If you look on the map you will see that on the borders of Persia and Mespot there are endless successions of mountain ranges. My sketch shows the craggy peaks of the first series as seen from the camp in which we are quartered till tomorrow, when we continue by car to Kirmanshah, Hamadan and Kazvin…
We are blessed with a servant in the form of a little Arab boy about 13 to 14. He puts our beds out, fetches water, polishes our boots and so forth. It is very nice to have someone to attend to us on a journey of this sort, as there are no conveniences anywhere, no hot and cold water laid on etc. But already we are faced with a counterbalance of extra worry about what he is to eat, where it is to be got from, where to sleep and so forth…
Though he made my dressing easy by having everything ready, in return it took me most of the morning to arrange for his boiling of his mid-day rice. You see everything has its proper place; one caste of Indians use this fire, another that, and so on, and to find the one where our boy is to boil his is quite a job…
To understand the country one must understand the heat, as it produces problems that are exactly opposite to all the conditions that one is accustomed to and looks upon as proper…
After I have washed in our one and only basin, should Dick want to do so also, what does he do to get rid of my dirty water?
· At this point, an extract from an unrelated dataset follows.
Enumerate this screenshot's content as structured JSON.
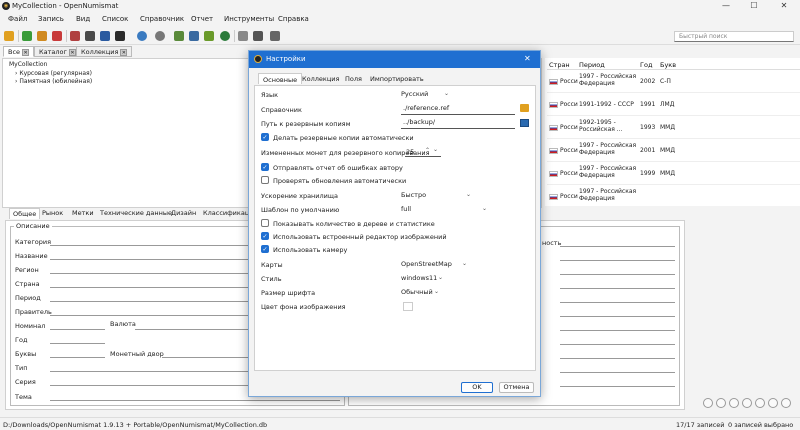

Does he call a servant, have it tipped in a bucket and carried in search of a drain down which to pour it..? Oh, dear no. He may chuck it out the window, in which case it may allay the dust on the lane for a brief moment. But water is precious, evaporating water produces a coolness in the air, our room is hot, the brick floor is hot to touch and dusty; taking the basin Dick therefore pours the contents on our bedroom floor. The bricks are porous, they drink up the water; there is a dark patch for a few moments, the room is perhaps slightly cooler, and, as Dick finishes his wash, all is as it was before.”